Will all TV content eventually be streamed over the Internet? Steve Shannon, general manager of content and devices at Roku believes so, and that was a recurring message of his keynote address at last week’s BroadbandVision show. Shannon believes that the TV experience will evolve into an app on some form of streaming platform and all TV content will be streamed.
“For most of our users, folks turn to their Roku as the first stop when they sit down on the couch, [and] if they can’t find what they’re after on Roku, then they’ll go to their pay-TV box,” said Shannon in the below on-site interview. “We have thousands of channels on Roku, I mean the selection is awesome.”
Shannon shares these thoughts and others, including the evolving role of the STB and how broadband providers are increasingly turning to Roku for a TV type offer.
One thought on “Roku: All TV Content Will be Streamed via Broadband”

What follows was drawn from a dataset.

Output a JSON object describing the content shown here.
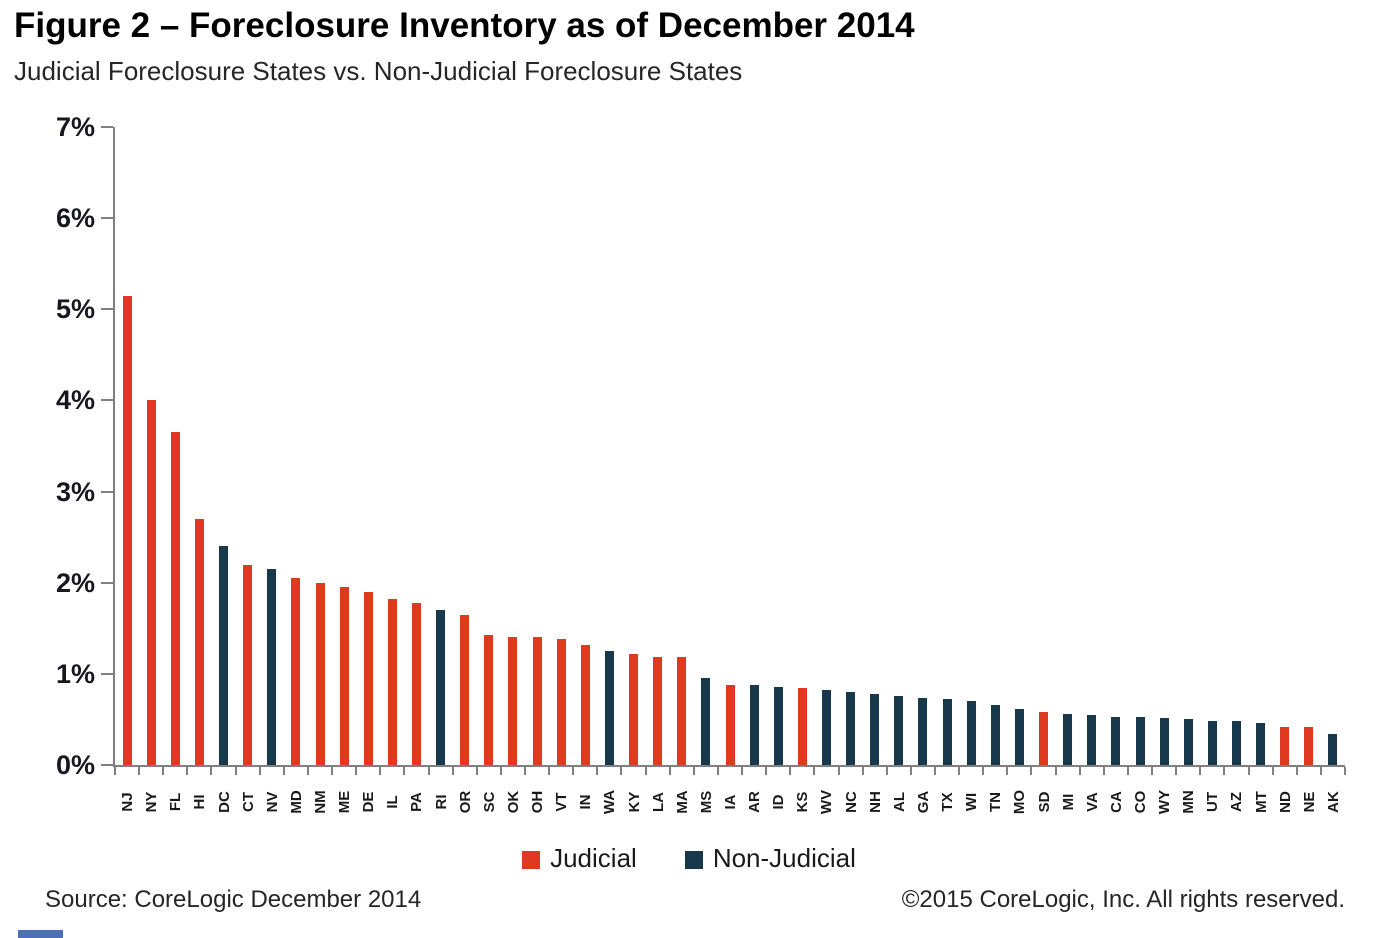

Will this turn the tables on content providers – for example will they now need to contribute or pay directly to ISPs? Or, will the content providers begin charging ISP's to deliver content (a model similar to the current pay TV model)? Will ISP's begin charging (or will content providers begin contributing) content providers to assist in the continual upgrade of facilities capable of delivering content?
The driver for real time content – pay TV model – is live sports. Will every sporting event become a pay per event, MLB.com model, or something else? The blackout provision of the professional sports will need to change to accommodate this model.
I think it is easy to say that content will be delivered via the internet, but how does the economic model change to accommodate the distribution of content. How do you reach the many households that don't have internet access or are under-served?
I would be interested in some comments regarding the economics of such a change.